RBI Defers Aadhaar-linked Payment Plan
Central bank asks banks to examine the technical difficulties of the proposed payment system and the time frame to implement it
For the past one year bankers have been trying to tell the Reserve Bank of India (RBI) about the drawbacks of an ambitious plan to let customers use fingerprints to withdraw money from ATMs and pay for purchases. It is expensive, risky and would serve only a handful of clients, they argued. Chief technology officers and payment experts told the panel examining the project that it made no sense — the network has to be overhauled and ATMs and point-of-sale (POS) machines with merchants have to be upgraded with biometric readers. Their views were ignored, thanks to the previous government’s emphasis on Aadhaar, which is based on biometric validation. In November, RBI directed that all new ATMs and POS machines should be tailored to accept Aadhaar. Bank CEOs opposed the move, but there was no hint that RBI would rethink.
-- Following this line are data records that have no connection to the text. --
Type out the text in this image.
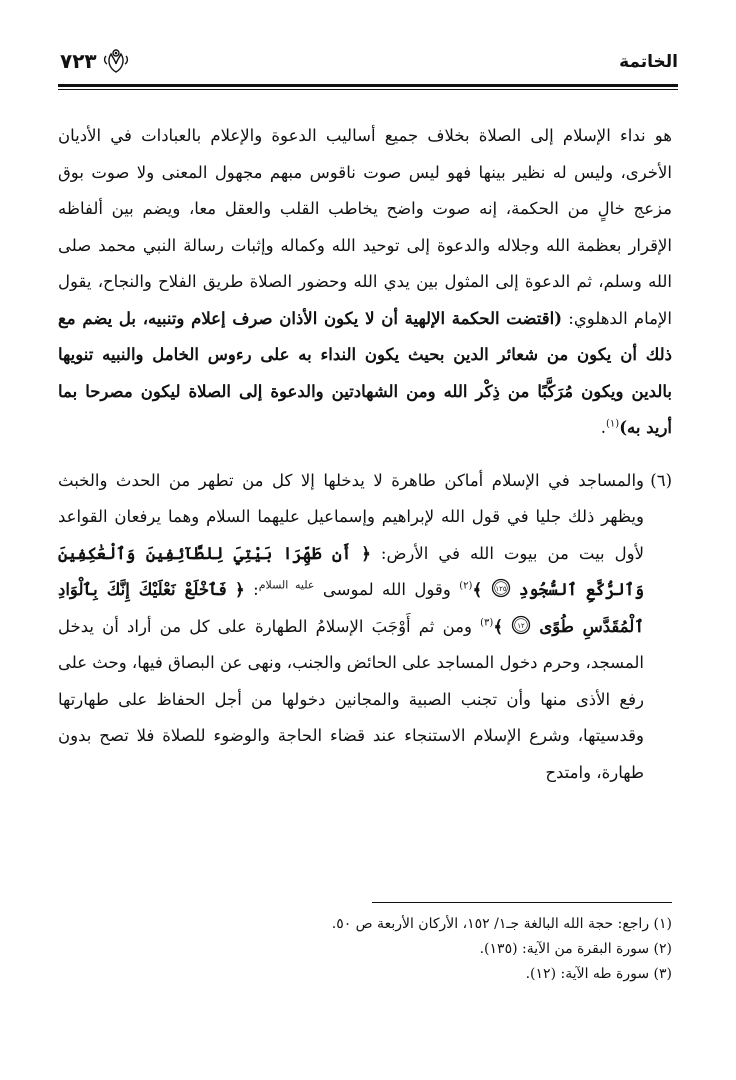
الخاتمة
٧٢٣

هو نداء الإسلام إلى الصلاة بخلاف جميع أساليب الدعوة والإعلام بالعبادات في الأديان الأخرى، وليس له نظير بينها فهو ليس صوت ناقوس مبهم مجهول المعنى ولا صوت بوق مزعج خالٍ من الحكمة، إنه صوت واضح يخاطب القلب والعقل معا، ويضم بين ألفاظه الإقرار بعظمة الله وجلاله والدعوة إلى توحيد الله وكماله وإثبات رسالة النبي محمد صلى الله وسلم، ثم الدعوة إلى المثول بين يدي الله وحضور الصلاة طريق الفلاح والنجاح، يقول الإمام الدهلوي: (اقتضت الحكمة الإلهية أن لا يكون الأذان صرف إعلام وتنبيه، بل يضم مع ذلك أن يكون من شعائر الدين بحيث يكون النداء به على رءوس الخامل والنبيه تنويها بالدين ويكون مُرَكَّبًا من ذِكْر الله ومن الشهادتين والدعوة إلى الصلاة ليكون مصرحا بما أريد به)$^{(١)}$.

(٦)
والمساجد في الإسلام أماكن طاهرة لا يدخلها إلا كل من تطهر من الحدث والخبث ويظهر ذلك جليا في قول الله لإبراهيم وإسماعيل عليهما السلام وهما يرفعان القواعد لأول بيت من بيوت الله في الأرض: ﴿ أَن طَهِّرَا بَيْتِيَ لِلطَّآئِفِينَ وَٱلْعَٰكِفِينَ وَٱلرُّكَّعِ ٱلسُّجُودِ
١٢٥
﴾$^{(٢)}$ وقول الله لموسى $^{عليه السلام}$: ﴿ فَٱخْلَعْ نَعْلَيْكَ إِنَّكَ بِٱلْوَادِ ٱلْمُقَدَّسِ طُوًى
١٢
﴾$^{(٣)}$ ومن ثم أَوْجَبَ الإسلامُ الطهارة على كل من أراد أن يدخل المسجد، وحرم دخول المساجد على الحائض والجنب، ونهى عن البصاق فيها، وحث على رفع الأذى منها وأن تجنب الصبية والمجانين دخولها من أجل الحفاظ على طهارتها وقدسيتها، وشرع الإسلام الاستنجاء عند قضاء الحاجة والوضوء للصلاة فلا تصح بدون طهارة، وامتدح

(١) راجع: حجة الله البالغة جـ١/ ١٥٢، الأركان الأربعة ص ٥٠.

(٢) سورة البقرة من الآية: (١٣٥).

(٣) سورة طه الآية: (١٢).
However, a fortnight ago, RBI told banks — perhaps due to the uncertainty of Aadhaar under a new government — to examine the technical difficulties of the proposed payment system and the time frame for implementing it. “This was communicated by the regulator to Indian Banks Association...While the project has not been scrapped, it has been kept in abeyance,” said a banker. IBA is the association of bank managements. “It took a while for RBI to take the decision…that we believe is because of the importance that the UPA II government had placed on Aadhaar. It was a favourite project under Nandan Nilekani, who everyone thought was very close to the power centres. The panel’s report was not made public,” he said.
As per the original proposal, once a person with an Aadhaar card asks the bank to link the 12digit Aadhaar number with his/ her bank account, it would enable the person to withdraw funds from ATMs, receive gover nment benefits directly to the bank account as well as make payments by using fingerprints.
Banks felt all this can be achieved with existing technology and there was no need to spend hundreds of crores to set up a new network. Also, there are technical hurdles: “Data on magnetic swipe of a credit/debit card is transmitted through telephone lines. Bio- metric data will need high speed connection and the bandwidth and capability has to be raised. Besides, in biometric mode, response time and rejects may be higher and transaction could take longer,” one of the service providers told ET. Besides, there are not enough manufacturers to supply ATMs or POS that accept traditional cards with magnetic stripe, EVM pin and chip (a recent technology), as well as fitted with biometric reader for accepting Aadhaar-based transaction. But UIDAI, the agency that issues Aadhaar, is of the view that Aadhaar-based payment technology can be cost effective and beneficial as it will take electronic payments to the masses.